50 Jahre lang verübten Deutsche der Sekte „Colonia Dignidad“ im Süden Chiles Verbrechen gegen die Menschheit. Institutionen wie der Deutschen Botschaft und dem Auswärtigen waren die Straftaten bekannt, sie hüllten sich jedoch in Schweigen, hatten sogar enge Kontakte zu Mitgliedern. Wie konnte es dazu kommen?
von Elsa
Triggerwarnung: Dieser Text thematisiert Mord, Folter und sexualisierte Gewalt
„Ordentlich und sauber“. So beschreibt der deutsche Botschafter Erich Strätling im Jahre 1977 nach seinem Besuch den Zustand in der Colonia Dignidad, der „Kolonie der Würde“. Die UNO hatte die Colonia im vorherigen Jahr in einem Bericht als Folterstätte beschrieben.
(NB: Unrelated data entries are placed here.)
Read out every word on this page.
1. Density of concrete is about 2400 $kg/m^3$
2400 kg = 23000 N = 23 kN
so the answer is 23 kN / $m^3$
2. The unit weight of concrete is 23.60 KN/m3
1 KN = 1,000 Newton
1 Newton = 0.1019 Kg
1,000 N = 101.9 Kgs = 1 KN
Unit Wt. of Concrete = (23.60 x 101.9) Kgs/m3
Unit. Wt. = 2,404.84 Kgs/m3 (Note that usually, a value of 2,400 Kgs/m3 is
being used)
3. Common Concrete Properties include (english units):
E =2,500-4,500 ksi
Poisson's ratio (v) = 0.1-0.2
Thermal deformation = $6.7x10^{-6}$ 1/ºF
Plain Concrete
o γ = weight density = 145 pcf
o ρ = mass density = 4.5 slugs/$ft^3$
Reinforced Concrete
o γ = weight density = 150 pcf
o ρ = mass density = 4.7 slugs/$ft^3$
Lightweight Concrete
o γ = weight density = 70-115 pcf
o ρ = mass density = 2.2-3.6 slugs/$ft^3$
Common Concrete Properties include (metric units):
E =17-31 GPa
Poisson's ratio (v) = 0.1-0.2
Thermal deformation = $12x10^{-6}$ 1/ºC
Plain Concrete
Amnesty International hat im selben Jahr eine Broschüre mit Vorwürfen der Menschenrechtsverletzungen veröffentlicht. Doch die deutsche Botschaft schaute weg und ließ sich lieber „Leberwurst und Brötchen von der Sekte schicken“, wie Eduardo Salvo, ein Opfer der Colonia, berichtete.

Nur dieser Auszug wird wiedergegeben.